France Protests War

No “freedom” fries here, Maurice

Here in Paris the response to the war was loud but tame in comparison to the response in the Bay Area and in other countries with more obvious military involvement in the war. Unfortunately, framing America as the “bad guy” has been very successful here and distracts people from a more fundamental understanding of the role of international capital in general in the pursuit of profits at the cost of human misery. The ignorance and short-sightedness of the U.S. public is most often seen as only a national phenomenon, and the trends toward media monopolization and spectacular consumption here are blamed on “cultural” domination of the United Snakes and not on the real culprit: the increasingly desperate needs of global capitalism.

Meanwhile, aside from the slogans of the ultra-left, the interests of the French state and the economic interests it seeks to protect in the Middle East are generally ignored. (Not to mention the overt support of the racist dictatorship in the Ivory Coast.) The national security state, under the leadership of interior minister Sarkozy, who is well-placed to make a run for the presidency in the next election, has grown tremendously since 9/11 and Giuliani-style repression has been on the rise in every aspect of daily life — from the targeting of fare-evaders on the Metro to the huge number of arrests of Roma people, the increasing eviction of squatters, the increase in the hours that people can be legally detained without charges (and a lowering of the age for which this is allowed), and the explosion of prison construction throughout the country.
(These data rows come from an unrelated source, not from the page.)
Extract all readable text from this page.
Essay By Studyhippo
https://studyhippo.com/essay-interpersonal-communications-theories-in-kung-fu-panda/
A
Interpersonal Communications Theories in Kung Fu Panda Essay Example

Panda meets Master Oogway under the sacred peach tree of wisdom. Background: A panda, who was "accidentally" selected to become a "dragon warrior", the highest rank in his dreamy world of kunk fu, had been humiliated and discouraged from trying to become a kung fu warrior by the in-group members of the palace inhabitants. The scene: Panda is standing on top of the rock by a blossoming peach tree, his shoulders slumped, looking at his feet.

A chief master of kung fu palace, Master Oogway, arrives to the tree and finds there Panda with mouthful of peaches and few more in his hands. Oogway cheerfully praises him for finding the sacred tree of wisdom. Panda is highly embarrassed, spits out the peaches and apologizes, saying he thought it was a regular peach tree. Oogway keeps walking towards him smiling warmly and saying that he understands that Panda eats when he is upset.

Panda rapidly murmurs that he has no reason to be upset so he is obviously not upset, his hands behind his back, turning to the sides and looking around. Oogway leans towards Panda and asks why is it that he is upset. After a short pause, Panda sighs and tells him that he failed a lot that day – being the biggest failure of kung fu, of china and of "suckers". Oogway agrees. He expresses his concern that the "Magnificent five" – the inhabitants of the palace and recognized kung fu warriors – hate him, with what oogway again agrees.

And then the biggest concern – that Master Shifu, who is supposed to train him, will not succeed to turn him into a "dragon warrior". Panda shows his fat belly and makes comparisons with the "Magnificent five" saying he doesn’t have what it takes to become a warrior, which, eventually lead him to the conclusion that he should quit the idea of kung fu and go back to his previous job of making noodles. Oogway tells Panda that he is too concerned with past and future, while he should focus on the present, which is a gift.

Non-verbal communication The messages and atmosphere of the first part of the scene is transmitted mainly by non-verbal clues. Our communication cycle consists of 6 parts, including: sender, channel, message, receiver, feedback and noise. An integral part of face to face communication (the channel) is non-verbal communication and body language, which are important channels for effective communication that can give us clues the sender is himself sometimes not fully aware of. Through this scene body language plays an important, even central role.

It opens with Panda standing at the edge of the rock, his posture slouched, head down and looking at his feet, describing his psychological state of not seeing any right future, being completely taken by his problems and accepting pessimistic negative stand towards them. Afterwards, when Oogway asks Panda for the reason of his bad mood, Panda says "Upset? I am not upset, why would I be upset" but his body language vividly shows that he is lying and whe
But of course there is resistance, and I have noticed a passion for justice here among younger people (I’m talking high-schoolers) that is inspiring. At a 40,000 strong demonstration at the Place Concorde the first night of the war (the site of the U.S. embassy) the place was seriously rocking, and a radical, internationalist spirit prevailed over the small groups of national flag wavers and other assorted creeps. But beyond a few scuffles and a few broken windows during the spontaneous march, things stayed relatively tame. A few days into the war over 100,000 people hit the streets again, and one of the better shouts I heard was: “Ni Saddam, Ni Oncle Sam! Guerre mondiale, contre le Capital!,” (no to Saddam, no to Uncle Sam World War against capital). One especially appropriate sign read “One sole non-revolutionary week-end is infinitely more bloody than a month of permanent revolution,” a reprise of graffiti from May 1968.

Keep up the pressure in the Bay Area brothers and sisters!